I’m going to use one of my close friends as an example for this one. She graduated with her Bachelor’s degree at 26 years old after changing majors, transferring to 3 different schools, and moving to a different city. Of course there were times when she was frustrated and stressed about her “delayed” timeline but now she has her dream job –a job she never would have known even existed had life not brought her through the timeline it did. She works at a chicken plant y’all.  You can thank her for your Chickfila nuggets. If she would have figured it out sooner, we would never have been college roommates. Maybe she wouldn’t have taken school seriously if she had done it at 23 vs 26. Maybe the job wouldn’t have been available then.

Okay, so you see where I am going with this, right?

Forget the dang timeline.

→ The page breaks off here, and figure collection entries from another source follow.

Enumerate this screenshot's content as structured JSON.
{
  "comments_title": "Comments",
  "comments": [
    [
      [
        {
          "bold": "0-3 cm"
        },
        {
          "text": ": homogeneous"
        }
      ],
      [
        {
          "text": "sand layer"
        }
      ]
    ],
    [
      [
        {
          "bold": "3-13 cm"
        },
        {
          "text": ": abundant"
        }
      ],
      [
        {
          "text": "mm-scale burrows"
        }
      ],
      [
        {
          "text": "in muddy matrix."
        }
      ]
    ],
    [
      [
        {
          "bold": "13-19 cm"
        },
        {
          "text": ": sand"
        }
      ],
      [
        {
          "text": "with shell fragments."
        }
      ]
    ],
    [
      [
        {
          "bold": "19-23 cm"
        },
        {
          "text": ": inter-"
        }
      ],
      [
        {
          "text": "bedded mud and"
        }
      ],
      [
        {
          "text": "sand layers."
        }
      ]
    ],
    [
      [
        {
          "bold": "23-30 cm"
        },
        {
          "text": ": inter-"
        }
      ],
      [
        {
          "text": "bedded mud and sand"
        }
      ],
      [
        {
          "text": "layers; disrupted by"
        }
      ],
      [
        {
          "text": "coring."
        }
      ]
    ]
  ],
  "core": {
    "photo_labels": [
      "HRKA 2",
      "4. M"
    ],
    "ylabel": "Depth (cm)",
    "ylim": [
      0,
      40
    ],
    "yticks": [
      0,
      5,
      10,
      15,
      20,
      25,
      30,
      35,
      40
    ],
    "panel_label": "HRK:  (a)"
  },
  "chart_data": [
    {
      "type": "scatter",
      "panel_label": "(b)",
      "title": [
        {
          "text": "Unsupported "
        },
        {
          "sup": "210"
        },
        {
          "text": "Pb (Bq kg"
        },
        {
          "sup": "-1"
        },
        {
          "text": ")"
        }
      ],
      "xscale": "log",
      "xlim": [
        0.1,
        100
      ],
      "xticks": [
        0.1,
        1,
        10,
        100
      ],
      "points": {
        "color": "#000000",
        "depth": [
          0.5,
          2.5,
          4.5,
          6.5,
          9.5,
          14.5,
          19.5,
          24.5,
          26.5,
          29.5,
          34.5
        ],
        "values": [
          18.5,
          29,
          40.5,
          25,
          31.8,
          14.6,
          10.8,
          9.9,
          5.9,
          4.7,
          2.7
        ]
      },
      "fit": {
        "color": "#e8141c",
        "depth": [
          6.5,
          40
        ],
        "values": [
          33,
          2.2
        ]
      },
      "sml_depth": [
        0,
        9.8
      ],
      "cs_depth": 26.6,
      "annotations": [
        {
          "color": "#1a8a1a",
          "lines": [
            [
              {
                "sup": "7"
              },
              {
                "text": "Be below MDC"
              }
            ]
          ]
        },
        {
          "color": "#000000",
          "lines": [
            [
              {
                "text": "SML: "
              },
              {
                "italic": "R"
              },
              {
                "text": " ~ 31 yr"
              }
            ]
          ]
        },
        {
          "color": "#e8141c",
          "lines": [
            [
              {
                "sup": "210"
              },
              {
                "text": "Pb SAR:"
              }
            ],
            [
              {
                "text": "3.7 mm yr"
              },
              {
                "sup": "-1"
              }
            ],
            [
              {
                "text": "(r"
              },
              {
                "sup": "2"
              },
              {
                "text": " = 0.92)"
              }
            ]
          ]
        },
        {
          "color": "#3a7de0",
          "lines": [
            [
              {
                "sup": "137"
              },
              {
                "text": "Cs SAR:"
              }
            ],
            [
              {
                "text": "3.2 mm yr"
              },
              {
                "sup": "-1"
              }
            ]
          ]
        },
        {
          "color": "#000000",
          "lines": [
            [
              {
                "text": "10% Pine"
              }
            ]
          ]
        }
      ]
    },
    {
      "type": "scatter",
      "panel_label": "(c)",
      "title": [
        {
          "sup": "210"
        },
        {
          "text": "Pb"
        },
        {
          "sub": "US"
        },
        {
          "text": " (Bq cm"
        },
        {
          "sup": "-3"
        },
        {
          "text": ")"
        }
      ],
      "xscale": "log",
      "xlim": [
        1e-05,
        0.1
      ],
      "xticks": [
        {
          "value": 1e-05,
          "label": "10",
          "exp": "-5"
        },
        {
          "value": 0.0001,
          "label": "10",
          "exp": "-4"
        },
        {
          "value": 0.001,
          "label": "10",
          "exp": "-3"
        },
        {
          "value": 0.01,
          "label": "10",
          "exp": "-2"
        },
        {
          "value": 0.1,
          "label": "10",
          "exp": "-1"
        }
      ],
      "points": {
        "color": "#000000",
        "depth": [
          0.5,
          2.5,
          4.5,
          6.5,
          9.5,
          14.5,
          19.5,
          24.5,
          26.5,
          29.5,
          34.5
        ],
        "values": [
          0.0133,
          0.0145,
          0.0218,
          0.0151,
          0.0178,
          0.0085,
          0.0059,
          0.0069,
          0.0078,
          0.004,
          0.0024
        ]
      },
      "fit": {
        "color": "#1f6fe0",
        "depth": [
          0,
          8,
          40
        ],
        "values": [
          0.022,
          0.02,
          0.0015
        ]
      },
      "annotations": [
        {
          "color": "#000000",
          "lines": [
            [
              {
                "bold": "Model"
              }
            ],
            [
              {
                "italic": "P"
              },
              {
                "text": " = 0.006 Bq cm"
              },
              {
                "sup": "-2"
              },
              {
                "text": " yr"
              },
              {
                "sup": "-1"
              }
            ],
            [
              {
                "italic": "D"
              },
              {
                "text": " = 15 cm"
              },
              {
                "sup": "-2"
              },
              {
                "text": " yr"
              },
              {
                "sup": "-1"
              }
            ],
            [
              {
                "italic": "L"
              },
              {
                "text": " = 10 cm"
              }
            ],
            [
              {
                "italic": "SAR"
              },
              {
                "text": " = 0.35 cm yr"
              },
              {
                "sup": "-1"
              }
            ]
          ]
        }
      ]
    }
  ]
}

Seriously, you’re off the hook. Erase the plan you dreamt up when you were eight years old.  There’s a reason you are where you are right now. As long as you are not stagnant. As long as you have goals that you are working towards, you are on the right timeline.

You will meet your person and realize exactly why you didn’t meet them sooner. The lessons your baby taught you when you graduate college a little later than originally planned will be invaluable. You will realize that you needed to meet the people you met and experience the things you did in order to have the life you were meant to have. The tough part is, you don’t realize it until it’s happened. So, let yourself off the damn hook and enjoy now, exactly as it was meant to be. 

Part 2 coming soon, stay tuned!

-The Relatable Red

2 Comments

  • Christina Lack

    This post definitely hits home for me! This has been something weighing heavy on my for the past couple years now but for me, it’s more of being put down by my own siblings for not having/living life like they do.

    Thank you for this one! It definitely helps to know I’m not alone. ❤

    • admin

      If you are genuinely happy/content and always working towards improving your life (in any and all aspects) then don’t listen to them… Easier said than done, I know. I’m sorry you don’t have the most supportive siblings. If you ever need someone, Im right here. Im glad it resonated with you. I just HAD to write it, it affects everyone I know. We just have to let ourselves off the hook.